Long-time members know that Indonesia (IF) has been a favorite of mine that is oftentimes overlooked by even savvy global investors.
This year, it is one of the best performers in the world with a growth rate just a bit behind China. Other attributes are its rich natural resources, less reliance on exports relative to its neighbors, and its growing consumer class which fuels 65% of GDP.
Other positives are its appreciating currency and strong banks. Jakarta’s banks are among Asia’s best-capitalized banks. Then there is political stability.
Susilo Bambang Yudhoyono, re-elected last month as Indonesia’s president, expects faster growth next year and a narrowing of the country’s budget deficit alongside a likely increase in inflation.
Indonesia has been less affected by the global slowdown than many, thanks to relatively sturdy domestic consumption, due in part to spending associated with this year’s legislative and presidential elections and a lower dependence on exports. The finance ministry has projected south-east Asia’s largest economy to grow by 4.3 per cent this year. The resilience of the economy helped Mr Yudhoyono cruise to victory with 60.8 per cent of the vote.
In his 2010 budget announcement, the president said the government was targeting growth of 5 per cent in 2010. He said Indonesia planned to trim its deficit to 1.6 per cent of gross domestic product from an expected 2.5 percent this year, calling it a “safe and appropriate” level. The International Monetary Fund last week said Indonesia could afford a 2 per cent deficit in 2010 to maintain sufficient fiscal stimulus.
Following the announcement to parliament, finance minister Sri Mulyani Indrawati said oil production will rise further to 1.01m by 2014. She forecast economic growth would increase further to 6.2 per cent in 2011, rising steadily to 7.2 per cent in 2014.
Indonesia on Monday posted June exports of $9.33bn, up from $9.26bn in May, but still down 27 per cent year-on-year.

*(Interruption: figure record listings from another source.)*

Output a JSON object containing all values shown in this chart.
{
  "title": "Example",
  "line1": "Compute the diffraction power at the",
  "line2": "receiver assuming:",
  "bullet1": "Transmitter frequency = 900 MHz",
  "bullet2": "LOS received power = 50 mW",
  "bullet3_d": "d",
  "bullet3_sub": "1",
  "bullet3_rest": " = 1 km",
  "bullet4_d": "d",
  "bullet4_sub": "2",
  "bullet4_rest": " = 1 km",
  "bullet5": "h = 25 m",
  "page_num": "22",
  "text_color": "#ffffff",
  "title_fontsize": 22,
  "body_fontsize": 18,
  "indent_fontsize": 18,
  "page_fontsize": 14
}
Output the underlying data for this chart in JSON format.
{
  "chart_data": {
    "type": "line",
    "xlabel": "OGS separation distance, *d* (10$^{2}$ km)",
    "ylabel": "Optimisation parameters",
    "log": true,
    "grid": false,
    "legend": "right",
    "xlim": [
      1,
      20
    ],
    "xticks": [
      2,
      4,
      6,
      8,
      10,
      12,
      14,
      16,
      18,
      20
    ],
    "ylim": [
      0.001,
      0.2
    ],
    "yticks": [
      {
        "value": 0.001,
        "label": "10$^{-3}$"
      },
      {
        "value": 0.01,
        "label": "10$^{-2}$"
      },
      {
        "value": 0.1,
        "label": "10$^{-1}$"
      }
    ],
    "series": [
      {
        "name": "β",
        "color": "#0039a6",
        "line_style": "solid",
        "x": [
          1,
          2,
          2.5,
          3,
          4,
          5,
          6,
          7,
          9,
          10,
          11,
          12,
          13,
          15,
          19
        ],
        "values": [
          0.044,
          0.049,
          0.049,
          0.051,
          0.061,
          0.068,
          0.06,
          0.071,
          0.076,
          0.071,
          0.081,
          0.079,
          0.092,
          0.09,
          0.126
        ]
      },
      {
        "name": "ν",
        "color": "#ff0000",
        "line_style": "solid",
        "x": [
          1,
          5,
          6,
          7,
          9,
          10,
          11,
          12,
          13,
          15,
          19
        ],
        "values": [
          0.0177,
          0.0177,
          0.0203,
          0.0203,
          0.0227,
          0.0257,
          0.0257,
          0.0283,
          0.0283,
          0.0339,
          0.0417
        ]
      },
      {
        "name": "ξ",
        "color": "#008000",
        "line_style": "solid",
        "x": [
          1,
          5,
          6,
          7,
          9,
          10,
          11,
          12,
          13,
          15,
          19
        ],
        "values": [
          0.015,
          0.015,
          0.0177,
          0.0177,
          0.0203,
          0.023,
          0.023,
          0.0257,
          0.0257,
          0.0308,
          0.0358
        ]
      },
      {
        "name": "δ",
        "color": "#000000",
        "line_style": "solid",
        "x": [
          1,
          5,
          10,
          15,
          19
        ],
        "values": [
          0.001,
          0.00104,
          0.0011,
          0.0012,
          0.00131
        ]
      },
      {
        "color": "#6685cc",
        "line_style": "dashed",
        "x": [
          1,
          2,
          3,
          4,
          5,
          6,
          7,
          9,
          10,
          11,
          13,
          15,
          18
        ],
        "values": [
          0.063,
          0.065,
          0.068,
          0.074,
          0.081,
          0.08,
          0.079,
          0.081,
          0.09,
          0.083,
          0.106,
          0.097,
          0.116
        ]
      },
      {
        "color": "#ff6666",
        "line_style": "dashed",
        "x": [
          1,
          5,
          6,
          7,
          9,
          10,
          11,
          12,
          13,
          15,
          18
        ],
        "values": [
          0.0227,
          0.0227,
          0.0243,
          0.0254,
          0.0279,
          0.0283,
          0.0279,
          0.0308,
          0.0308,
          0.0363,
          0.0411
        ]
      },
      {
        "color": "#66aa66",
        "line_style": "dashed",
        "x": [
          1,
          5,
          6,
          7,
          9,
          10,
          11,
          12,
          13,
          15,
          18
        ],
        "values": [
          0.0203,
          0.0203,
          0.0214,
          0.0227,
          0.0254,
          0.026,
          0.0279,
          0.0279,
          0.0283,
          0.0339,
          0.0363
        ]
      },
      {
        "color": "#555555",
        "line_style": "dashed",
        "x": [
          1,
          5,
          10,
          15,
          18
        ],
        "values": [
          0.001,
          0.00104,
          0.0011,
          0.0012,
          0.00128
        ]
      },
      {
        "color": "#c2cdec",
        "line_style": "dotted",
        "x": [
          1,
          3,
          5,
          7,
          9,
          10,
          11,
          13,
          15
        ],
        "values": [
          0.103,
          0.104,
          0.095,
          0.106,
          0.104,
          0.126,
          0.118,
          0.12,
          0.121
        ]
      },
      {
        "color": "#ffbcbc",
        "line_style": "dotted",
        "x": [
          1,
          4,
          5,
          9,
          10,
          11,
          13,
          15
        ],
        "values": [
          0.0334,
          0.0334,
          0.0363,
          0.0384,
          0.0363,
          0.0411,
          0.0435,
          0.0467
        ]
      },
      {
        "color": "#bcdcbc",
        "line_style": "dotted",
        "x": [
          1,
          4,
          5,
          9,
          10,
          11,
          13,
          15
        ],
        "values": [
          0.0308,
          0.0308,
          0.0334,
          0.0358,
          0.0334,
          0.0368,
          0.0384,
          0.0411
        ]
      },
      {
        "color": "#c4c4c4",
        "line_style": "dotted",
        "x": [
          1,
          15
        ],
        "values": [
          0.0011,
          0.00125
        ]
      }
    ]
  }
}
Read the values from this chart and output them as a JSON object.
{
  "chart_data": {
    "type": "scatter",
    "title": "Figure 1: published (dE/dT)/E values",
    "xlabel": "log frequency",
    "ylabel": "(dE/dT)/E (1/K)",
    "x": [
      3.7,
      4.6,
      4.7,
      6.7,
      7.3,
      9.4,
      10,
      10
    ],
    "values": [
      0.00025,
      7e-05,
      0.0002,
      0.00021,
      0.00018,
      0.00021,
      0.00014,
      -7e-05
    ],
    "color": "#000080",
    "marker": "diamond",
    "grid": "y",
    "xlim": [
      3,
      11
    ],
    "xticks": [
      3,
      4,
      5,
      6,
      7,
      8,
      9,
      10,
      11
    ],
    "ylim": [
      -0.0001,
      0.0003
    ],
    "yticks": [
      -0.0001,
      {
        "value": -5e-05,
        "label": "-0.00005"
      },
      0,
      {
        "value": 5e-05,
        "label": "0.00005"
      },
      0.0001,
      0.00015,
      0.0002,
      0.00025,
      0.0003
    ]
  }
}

Prakriti Sofat, economist for HSBC, said the export tally “reflects stabilization. Things are turning around.” Nikhilesh Bhattacharyya, associate economist with Moody’s Economy.com, said “The recent uptick in commodity prices following last year’s collapse and firming external demand are helping to boost outward trade.”
My only concern about Indonesia (IF) at this point is valuations that have come up sharply with the market this year. Buy on any sharp dips.